Le président du parti Ergue-te, Rui Fonseca e Castro, le leader du mouvement 1143, Mário Machado, et un troisième manifestant ont été arrêtés vendredi après-midi puis libérés le soir, soupçonnés de crimes de désobéissance, menace et coercition à l’encontre d’un organe de communication sociale, ainsi que de résistance et coercition.

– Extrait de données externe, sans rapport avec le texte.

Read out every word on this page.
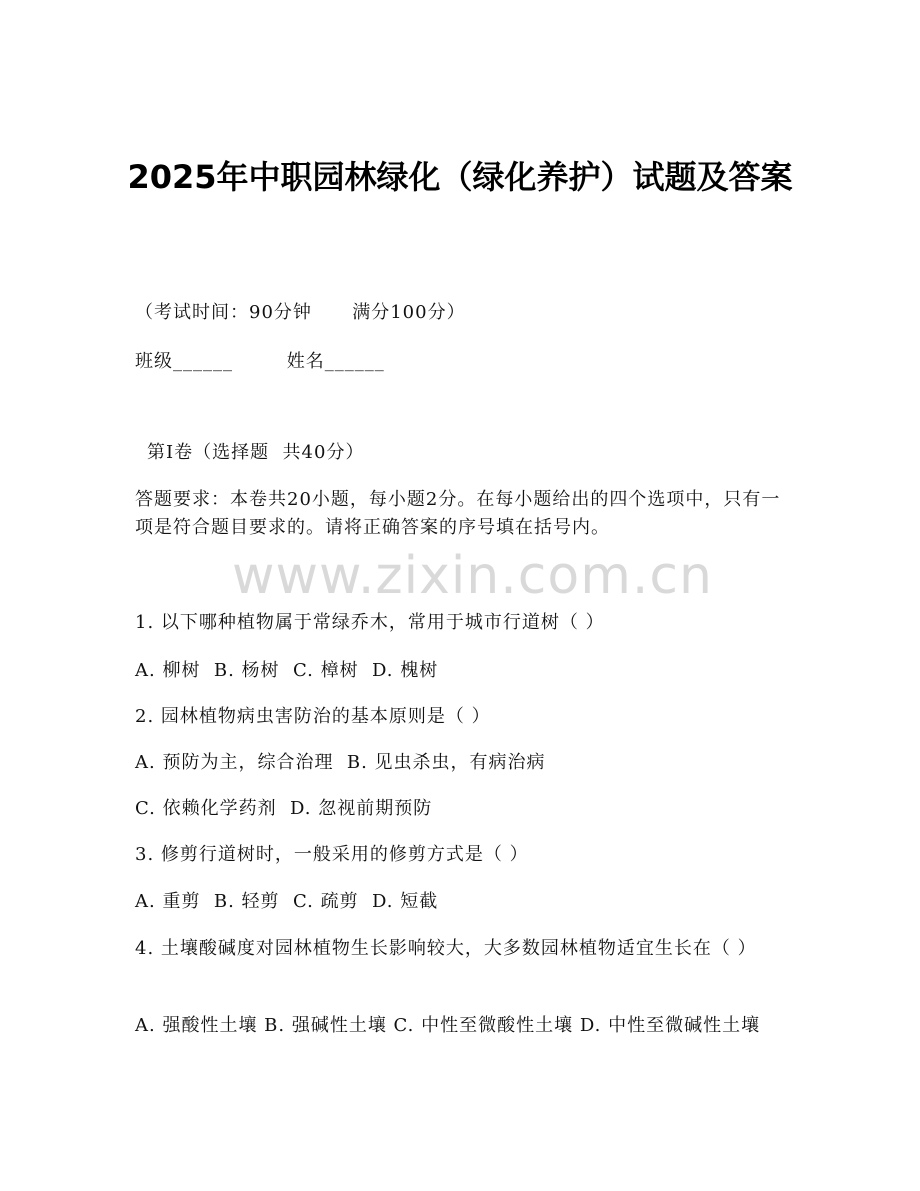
2025年中职园林绿化（绿化养护）试题及答案
（考试时间：90分钟      满分100分）
班级______        姓名______
第I卷（选择题  共40分）
答题要求：本卷共20小题，每小题2分。在每小题给出的四个选项中，只有一项是符合题目要求的。请将正确答案的序号填在括号内。
www.zixin.com.cn
1. 以下哪种植物属于常绿乔木，常用于城市行道树（ ）
A. 柳树  B. 杨树  C. 樟树  D. 槐树
2. 园林植物病虫害防治的基本原则是（ ）
A. 预防为主，综合治理  B. 见虫杀虫，有病治病
C. 依赖化学药剂  D. 忽视前期预防
3. 修剪行道树时，一般采用的修剪方式是（ ）
A. 重剪  B. 轻剪  C. 疏剪  D. 短截
4. 土壤酸碱度对园林植物生长影响较大，大多数园林植物适宜生长在（ ）
A. 强酸性土壤 B. 强碱性土壤 C. 中性至微酸性土壤 D. 中性至微碱性土壤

Dans un communiqué émis en fin d’après-midi vendredi, la PSP avait indiqué que les suspects seraient notifiés « pour se présenter volontairement devant l’Autorité Judiciaire compétente, à 10h00 lundi prochain, au Campus de Justiça, à Lisbonne ».
Contactée aujourd’hui par l’agence Lusa, une source de cette force de sécurité a précisé que les détenus ont été convoqués à comparaître devant le ministère public de l’instance de Petite Criminalité.
Selon le Code de Procédure Pénale, il appartient alors au ministère public de décider de la suite à donner à l’affaire : classer, ordonner l’ouverture d’une enquête ou, s’agissant de crimes passibles d’une peine maximale égale ou inférieure à cinq ans, envoyer les accusés en jugement sommaire ou proposer la suspension provisoire du procès.
Le rassemblement non autorisé de partisans de l’extrême droite a eu lieu sur le Largo de São Domingos, entre Rossio et Martim Moniz, au centre de Lisbonne, et a culminé par des affrontements avec des manifestants antifascistes.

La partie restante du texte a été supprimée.